Titel: From Printed Materials to Electronic Demonstrative Dictionary - the Story of the National Photocorpus of Polish and its Korean and Vietnamese Descendants
Personen:Borchmann, Lukasz/Dzienisiewicz, Daniel/Wierzchoń, Piotr
Jahr: 2017
Typ: Aufsatz
Verlag: Lexical Computing CZ s.r.o.
Ortsangabe: Brno, Czech Republic
In: Kosem, Iztok/Tiberius, Carole/Jakubíček, Miloš/Kallas, Jelena/Krek, Simon/Baisa, Vít (Hgg.): Electronic lexicography in the 21st century. Lexicography from scratch. Proceedings of eLex 2017 conference, 19 - 21 September 2017, Leiden, the Netherlands
Seiten: 680-702
Untersuchte Sprachen: Koreanisch*Korean - Polnisch*Polish - Russisch*Russian
Schlagwörter: Datenmodellierung*data modelling
korpusbasierte Lexikografie*corpus-based lexicography
lexikografischer Prozess*lexicographic process
Maschinenlesbarkeit*machine readability
Publikationsform*form of publication
Medium: Online
URI: https://elex.link/elex2017/proceedings-download/
Zuletzt besucht: 22.10.2018
Abstract: The most popular form of lexicographic exemplification is plain-text transcript. Apart from the doubtless advantages of such a quotation method, it may be perceived as a kind of trade-off when considering readability, accessibility, simplicity, accuracy, and even the logistics of a documentation project. Another approach is to gather and present excerpts in the form in which they were originally published, that is, as the clippings from publications (this is referred to as photodocumentation). The photodocumentary technique is a distinctive feature of both the National Photocorpus of Polish and its Korean and Vietnamese descendants. The main goal of the first of the above-mentioned projects was to describe around 250,000 lexical units, which would be enough to outperform all of the 20th-century dictionaries of Polish. Even more momentously, the process was entirely corpus-driven - that is, all of the principial lexicographic works preceding the project were intentionally ignored. As a result, the material contains largely the words of which linguists were unaware of or which were perceived as later neologisms under leading derivative models of Polish.

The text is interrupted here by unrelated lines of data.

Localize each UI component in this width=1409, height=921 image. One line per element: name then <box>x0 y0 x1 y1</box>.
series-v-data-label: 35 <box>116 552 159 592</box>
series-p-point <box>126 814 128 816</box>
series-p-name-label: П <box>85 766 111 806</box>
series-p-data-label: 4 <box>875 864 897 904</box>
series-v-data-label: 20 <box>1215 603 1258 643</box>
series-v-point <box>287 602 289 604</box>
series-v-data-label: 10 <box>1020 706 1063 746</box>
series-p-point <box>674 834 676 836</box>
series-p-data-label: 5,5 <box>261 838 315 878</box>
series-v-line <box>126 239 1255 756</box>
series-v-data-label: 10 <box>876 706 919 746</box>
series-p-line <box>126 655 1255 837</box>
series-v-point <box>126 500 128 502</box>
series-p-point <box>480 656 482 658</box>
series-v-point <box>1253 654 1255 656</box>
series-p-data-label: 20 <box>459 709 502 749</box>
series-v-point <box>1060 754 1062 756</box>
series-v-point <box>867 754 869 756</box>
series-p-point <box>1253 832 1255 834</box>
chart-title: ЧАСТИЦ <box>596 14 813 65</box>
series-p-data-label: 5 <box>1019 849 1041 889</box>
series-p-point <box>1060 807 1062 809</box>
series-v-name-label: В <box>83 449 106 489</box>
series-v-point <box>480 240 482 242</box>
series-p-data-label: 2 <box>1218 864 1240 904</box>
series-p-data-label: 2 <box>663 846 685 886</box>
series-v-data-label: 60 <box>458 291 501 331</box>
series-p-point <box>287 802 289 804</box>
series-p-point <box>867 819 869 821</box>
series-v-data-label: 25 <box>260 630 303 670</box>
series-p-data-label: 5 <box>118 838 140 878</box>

This article describes the projects from their early stages, namely the acquisition of printed materials, to the final level of development where an electronic lexicographic tool is made available to both amateur and professional users. Also described is the struggle to avoid unthinking imitation of p-lexicographic techniques. The methodology had to be adapted to meet modern web usability standards.